On the way home, the bus passed a new construction site next to a strip mall on Beach Ave. A few trucks unloaded steel beams over a new concrete foundation. Men in suits and hardhats holding plans stood to the side and supervised. Signs on the wire mesh fence surrounding the site announced the name of the construction company and Coming Soon: The Gorilla Cattle.
I was expecting that. Mandanny followed through with his promise to build one in Big Arcadia. I didn’t know how to feel about it at that moment. When I first heard it on the news I was kind of scared that Mandanny would come after me to extract some kind of revenge for screwing him over. But then again, he might leave me alone. Gaa went home though the rainbow tornado; I had nothing he wanted. He should stay out of my way.
Unless he was holding a grudge.
***
I had a bad dream about Gaa. We were in the swirling rainbow, floating on air. She didn’t have that sweet baby face framed in blue hair. Her features were creased in anger...no, rage. She pulled me close by my shirt and opened her mouth. A large orange snake slithered out past her vicious teeth and glided down my throat. I struggled and screamed and the snake nested into my belly.
I woke up and puked.
***
I looked five months pregnant. But was I pregnant? As far as I knew I was a virgin. And I mean ‘as far as I knew’ because I was sure that there were things that happened during my adventures with Gaa that I didn’t remember.
I had to be sure. I decided to go to the clinic on the South part of town. I once heard a girl from school say that she went there for an abortion and they didn’t ask her about parental consent.
Downstairs at breakfast, Mom eyed me over her coffee. I was sure that she couldn’t see my belly. I spent a good time picking out baggie pants and a loose shirt in order to hide the bulge. I wasn’t sure how long I could keep it. I was a skinny black girl and an eight-pound baby in my belly would surely be hard to hide.
“Toni, you feeling any better?” Mom asked.
I ate a bagel and coffee.
“Yeah. Pretty good.”
“Thought I heard you throwing up this morning.”
“Um, no. I was in the bathroom but I wasn’t throwing up, that was the other direction.”
“Toni! Don’t be gross.”
“Well, you asked.”
She dropped my health after that and told me about the losers she had interviewed yesterday. Finding help to run the motel seemed hopeless.
***
After school I went to the Big Arcadia Clinic. It was a small, one level building a few miles from the beach. It was surrounded by a few acres of land and the occasional tree, almost like it was hiding from the rest of the world.
I went inside and told the nurse at the front desk my suspicions. She kept a blank face and had me fill out some forms on a clipboard. She reminded me that all my information would be kept confidential and that I could use an alias.
After filling out the forms with my personal information and medical history, I waited a few hours in the waiting room. All the other patients – from the homeless girl to the yuppy woman in a suit – kept their eyes focused on a magazine at their lap or on the white tiled floor.
Just as I was about to die from boredom, the nurse showed me to an exam room down a quiet hall of doors.
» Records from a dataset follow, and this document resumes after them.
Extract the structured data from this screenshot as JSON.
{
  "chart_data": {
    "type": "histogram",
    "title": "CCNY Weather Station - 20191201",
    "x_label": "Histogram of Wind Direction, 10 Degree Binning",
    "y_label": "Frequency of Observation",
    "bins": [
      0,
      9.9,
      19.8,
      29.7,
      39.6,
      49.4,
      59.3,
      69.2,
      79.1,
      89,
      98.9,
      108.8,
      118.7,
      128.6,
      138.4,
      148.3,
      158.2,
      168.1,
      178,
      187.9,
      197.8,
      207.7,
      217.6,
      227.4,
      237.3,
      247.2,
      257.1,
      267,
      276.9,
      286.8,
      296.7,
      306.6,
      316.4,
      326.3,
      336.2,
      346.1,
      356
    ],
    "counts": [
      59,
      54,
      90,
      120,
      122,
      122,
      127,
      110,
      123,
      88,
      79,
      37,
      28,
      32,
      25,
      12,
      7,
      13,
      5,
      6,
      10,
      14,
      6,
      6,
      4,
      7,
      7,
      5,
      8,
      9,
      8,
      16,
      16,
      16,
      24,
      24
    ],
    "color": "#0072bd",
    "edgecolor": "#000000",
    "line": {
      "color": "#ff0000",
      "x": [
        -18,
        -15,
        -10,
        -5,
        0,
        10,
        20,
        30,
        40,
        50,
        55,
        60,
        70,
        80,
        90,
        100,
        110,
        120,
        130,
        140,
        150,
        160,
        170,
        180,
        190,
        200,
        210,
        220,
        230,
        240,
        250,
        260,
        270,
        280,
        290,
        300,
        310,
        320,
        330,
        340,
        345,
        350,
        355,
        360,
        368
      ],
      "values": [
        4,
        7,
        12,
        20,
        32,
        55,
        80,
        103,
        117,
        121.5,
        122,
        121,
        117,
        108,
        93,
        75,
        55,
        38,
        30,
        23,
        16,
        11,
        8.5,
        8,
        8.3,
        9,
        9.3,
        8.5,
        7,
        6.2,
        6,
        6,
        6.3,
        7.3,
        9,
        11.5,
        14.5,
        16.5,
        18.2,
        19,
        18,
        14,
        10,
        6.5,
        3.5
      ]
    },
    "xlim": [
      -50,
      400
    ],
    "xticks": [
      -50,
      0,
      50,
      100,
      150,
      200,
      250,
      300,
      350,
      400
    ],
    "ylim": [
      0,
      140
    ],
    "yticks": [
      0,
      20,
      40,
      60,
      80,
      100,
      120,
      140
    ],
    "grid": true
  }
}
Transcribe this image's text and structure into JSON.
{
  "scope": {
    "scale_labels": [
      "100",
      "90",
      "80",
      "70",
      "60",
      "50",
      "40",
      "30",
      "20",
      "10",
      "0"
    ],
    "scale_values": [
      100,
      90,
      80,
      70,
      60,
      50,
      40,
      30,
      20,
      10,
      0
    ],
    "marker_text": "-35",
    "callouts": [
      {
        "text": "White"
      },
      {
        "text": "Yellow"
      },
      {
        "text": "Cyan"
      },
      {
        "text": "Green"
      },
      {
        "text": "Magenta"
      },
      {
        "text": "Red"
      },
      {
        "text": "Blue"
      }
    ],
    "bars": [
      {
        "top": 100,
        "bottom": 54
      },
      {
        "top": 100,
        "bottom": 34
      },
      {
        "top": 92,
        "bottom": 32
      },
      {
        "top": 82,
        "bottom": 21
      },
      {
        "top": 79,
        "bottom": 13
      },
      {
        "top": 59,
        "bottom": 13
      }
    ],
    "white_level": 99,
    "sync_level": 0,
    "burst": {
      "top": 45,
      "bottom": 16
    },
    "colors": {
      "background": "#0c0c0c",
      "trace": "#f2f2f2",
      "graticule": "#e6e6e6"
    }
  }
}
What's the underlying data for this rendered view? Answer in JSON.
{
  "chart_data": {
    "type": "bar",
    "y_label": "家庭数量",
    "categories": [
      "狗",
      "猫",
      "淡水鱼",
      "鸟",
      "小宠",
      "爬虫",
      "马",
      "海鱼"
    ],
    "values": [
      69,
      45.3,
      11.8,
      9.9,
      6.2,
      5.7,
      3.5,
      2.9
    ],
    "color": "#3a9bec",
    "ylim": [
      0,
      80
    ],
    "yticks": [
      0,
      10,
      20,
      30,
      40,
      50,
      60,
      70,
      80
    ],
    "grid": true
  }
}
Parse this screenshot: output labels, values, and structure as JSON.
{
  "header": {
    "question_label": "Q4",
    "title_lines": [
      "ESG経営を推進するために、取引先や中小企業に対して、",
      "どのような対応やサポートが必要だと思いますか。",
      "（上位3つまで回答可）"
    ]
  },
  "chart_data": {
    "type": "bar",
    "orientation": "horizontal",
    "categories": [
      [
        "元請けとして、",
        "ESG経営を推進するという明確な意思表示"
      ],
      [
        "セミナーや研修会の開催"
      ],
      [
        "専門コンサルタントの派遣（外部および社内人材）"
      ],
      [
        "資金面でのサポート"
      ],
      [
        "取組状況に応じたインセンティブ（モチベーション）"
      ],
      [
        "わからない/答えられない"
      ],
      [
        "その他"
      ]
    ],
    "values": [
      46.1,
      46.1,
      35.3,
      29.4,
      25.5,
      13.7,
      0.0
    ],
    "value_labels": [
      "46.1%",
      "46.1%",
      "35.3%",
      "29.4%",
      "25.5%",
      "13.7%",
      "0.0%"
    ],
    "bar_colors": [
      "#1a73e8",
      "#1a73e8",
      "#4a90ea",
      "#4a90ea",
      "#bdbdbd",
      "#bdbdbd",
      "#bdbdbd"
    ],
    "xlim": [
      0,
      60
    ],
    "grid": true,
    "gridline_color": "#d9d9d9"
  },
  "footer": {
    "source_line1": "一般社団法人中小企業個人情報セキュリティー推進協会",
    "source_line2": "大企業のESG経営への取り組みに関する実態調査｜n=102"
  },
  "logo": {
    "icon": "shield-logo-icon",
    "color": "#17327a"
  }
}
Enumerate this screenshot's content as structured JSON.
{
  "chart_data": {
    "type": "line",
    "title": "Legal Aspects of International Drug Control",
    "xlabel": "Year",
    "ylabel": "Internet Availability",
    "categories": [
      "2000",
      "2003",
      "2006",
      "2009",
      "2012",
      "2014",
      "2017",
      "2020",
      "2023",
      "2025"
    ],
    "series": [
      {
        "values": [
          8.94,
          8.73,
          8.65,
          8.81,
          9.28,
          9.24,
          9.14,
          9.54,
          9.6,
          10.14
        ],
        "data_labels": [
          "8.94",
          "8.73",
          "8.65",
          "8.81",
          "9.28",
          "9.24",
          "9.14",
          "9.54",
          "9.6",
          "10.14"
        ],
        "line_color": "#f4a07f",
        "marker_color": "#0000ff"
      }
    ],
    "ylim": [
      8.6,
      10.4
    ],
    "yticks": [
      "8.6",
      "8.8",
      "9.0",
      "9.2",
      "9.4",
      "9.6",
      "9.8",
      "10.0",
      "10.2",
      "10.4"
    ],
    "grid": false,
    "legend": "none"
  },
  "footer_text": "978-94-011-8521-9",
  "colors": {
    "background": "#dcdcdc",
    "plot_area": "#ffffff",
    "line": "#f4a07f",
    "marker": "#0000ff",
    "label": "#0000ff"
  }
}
She told me to change into one of the gowns and wait.
“The doctor will be right with you,” she said
‘Be right with you’ translated into another hour. Her name was Dr. Mendez. She seemed nice except for her tired, cold, and distant attitude that peeved me. She probably had to act that way considering all the people she saw all day. She did smile once and a while, as if to calm me down. My legs couldn’t stop moving side to side.